For Ream, the situation is more complicated. His contract is up this summer, and there is little chance he will continue his role as a starter for the team in the top flight next season. He made seven appearances in their last Premier League season in 20-21, has a total of 46 since moving to England in 2012 (compared to 292 in the Championship) and at 34 years old, is not going to suddenly experience a major surge in development that suddenly turns him into a top-flight regular.
Instead, Fulham will invest in their central defense, either bringing in a quality player escaping a relegated team, a cast-off from elsewhere in the league, or a young hot-shot from a somewhat inferior league who has proven that he is ready to make the jump (I heard of guy playing in Glasgow who fits the bill…).
Whether Ream will dutifully stick around to remain as a bench option when needed, or leave for greener pastures – elsewhere in the Championship or back to MLS – will likely be sorted out in July and August.
Will Tim Weah or Ricardo Pepi score their first European goal of the season?
Since this is already getting long, I’ll keep the rest short…although not as short as the list of 2022 goals for Tim Weah and Ricardo Pepi.
Cheap-shots aside, these two attackers are integral for the USMNT’s success, but have both been withering in 2022. Neither has scored or set up a goal in any competitive game for club or country this year.
Certainly, both have extenuating circumstances. Weah has fought some injuries, was recently suspended, and has played second fiddle to the emergent superstar Jonathan David. Pepi is on a mediocre team that is often overwhelmed and trying to keep a step ahead of relegation.
Eventually, the excuses have to stop, talent overcomes those things hindering good players, and dam breaks. In other worse, eventually Weah and Pepi will put one into the opponent’s net.
Weah returns from suspension in time for Lille’s game against Lens on Saturday, a matchup that sees both teams fighting to jump into the European places. It’s more likely that Weah features as a sub than starts, but he can still do damage from the bench.
Pepi has been starting again as of late, helped by some absences in Augsburg’s squad, but has far from impressed in the role. Similar to Weah, it’s more likely that the 18 year-old comes off the bench this weekend.
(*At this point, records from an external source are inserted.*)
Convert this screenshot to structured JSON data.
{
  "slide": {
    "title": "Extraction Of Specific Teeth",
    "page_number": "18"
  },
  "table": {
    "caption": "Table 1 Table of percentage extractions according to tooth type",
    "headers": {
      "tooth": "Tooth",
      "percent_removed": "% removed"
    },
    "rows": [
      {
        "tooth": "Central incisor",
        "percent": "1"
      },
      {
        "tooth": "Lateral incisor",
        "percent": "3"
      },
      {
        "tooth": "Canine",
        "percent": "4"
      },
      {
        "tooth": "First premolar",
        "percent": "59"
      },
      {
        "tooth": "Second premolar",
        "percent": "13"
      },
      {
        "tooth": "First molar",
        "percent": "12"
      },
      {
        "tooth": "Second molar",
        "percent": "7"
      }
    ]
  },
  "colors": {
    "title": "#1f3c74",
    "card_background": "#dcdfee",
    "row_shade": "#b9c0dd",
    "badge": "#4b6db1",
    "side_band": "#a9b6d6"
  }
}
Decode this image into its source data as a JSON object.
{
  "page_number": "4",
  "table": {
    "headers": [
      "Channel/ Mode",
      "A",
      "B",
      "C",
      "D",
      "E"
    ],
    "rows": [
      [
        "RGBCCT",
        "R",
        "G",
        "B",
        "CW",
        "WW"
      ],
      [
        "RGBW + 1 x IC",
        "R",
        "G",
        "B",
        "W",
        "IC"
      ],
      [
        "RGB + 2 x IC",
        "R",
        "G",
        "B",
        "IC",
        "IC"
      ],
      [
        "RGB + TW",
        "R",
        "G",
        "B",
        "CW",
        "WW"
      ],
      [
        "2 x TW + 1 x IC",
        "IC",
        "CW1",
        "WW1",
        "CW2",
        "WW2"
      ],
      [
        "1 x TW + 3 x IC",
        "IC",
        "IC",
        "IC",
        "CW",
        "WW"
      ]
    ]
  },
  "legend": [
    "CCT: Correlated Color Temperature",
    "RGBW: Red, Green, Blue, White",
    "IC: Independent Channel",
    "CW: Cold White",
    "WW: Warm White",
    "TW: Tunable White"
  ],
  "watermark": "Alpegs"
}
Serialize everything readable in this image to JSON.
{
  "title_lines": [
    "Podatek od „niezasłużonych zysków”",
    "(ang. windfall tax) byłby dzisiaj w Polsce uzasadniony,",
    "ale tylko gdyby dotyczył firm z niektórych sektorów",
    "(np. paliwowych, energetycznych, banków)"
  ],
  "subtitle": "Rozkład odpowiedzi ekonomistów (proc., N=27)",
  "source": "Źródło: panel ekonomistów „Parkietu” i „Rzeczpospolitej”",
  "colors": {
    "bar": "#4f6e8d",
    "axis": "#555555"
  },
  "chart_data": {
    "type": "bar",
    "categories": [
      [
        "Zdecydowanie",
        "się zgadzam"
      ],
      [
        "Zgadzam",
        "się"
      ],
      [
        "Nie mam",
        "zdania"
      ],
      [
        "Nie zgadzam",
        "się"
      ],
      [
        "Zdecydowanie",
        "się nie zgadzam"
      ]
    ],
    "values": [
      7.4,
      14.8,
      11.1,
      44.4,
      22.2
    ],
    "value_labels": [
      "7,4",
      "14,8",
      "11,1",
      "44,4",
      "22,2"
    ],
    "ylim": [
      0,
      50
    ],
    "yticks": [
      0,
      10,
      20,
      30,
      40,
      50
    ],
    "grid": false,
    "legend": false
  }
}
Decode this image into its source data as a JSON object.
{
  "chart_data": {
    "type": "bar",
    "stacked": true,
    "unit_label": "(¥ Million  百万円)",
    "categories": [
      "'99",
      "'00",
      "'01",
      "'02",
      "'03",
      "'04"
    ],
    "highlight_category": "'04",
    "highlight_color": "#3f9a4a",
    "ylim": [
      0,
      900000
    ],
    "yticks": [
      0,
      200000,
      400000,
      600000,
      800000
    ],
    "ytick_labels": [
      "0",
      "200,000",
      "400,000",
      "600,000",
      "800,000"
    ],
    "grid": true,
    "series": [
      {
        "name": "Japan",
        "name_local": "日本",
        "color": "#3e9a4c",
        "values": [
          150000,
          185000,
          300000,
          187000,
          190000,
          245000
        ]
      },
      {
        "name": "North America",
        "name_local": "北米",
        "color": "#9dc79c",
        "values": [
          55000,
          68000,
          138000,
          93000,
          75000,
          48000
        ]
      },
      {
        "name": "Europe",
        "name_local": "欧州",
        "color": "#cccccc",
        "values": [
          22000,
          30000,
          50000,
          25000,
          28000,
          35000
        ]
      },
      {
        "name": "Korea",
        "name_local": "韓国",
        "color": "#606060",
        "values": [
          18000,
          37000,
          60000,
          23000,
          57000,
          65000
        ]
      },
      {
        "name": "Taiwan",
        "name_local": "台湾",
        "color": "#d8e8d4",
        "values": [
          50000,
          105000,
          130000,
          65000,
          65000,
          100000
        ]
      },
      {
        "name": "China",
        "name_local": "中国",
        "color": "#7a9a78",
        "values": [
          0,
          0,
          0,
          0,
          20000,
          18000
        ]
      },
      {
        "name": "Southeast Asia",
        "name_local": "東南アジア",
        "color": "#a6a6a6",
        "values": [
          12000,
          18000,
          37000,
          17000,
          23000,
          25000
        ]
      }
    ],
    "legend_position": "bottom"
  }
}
Their home game against second-bottom Hertha on Saturday is winnable, and with Hertha being defensively atrocious (allowing 66 goals through 29 games) this will be his best chance to open his scoring account before the season ends.
…that is until they close the season hosting Fürth (72 allowed in 29 games) in mid-May.
Does Haji Wright keep his hot streak running?
On the subject of attackers, Haji Wright has been on a tear in the Turkish SüperLig. Since returning to the Antalyaspor starting lineup four games ago, he has scored four goals and served up one assist, with the team winning all four games to keep open their narrow chance of claiming a European spot.
I say “narrow” very generously since they have a six-point gap to make up with only six games left.
Antalya visit Alanya on Saturday, one of the teams they would have to overtake if they want to reach the top four and claim a spot in the highly esteemed Europa Conference League.
More interestingly, the game will be another test of whether Wright’s recent streak is the emergence of a player who is finally putting together his substantial, albeit often frustrating, talent, or a well-timed fluke at the end of a loan.
Despite their lofty sixth-place standing, Alanya is surprisingly poor on the defensive side, allowing 52 goals through 32 games. This is fourth-worst in the 20-team league, and only one team who has allowed more goals is outside of the relegation places.
Wright is still likely a long way from being considered by Gregg Berhalter for the USMNT, even if the Turkish media might seem to think otherwise.
Still, his current loan with Antalya ends after only a few more games, and a strong end to this season will mean that he can aim higher than simply returning to Denmark’s SønderjyskE to play out the final year of his contract with the team.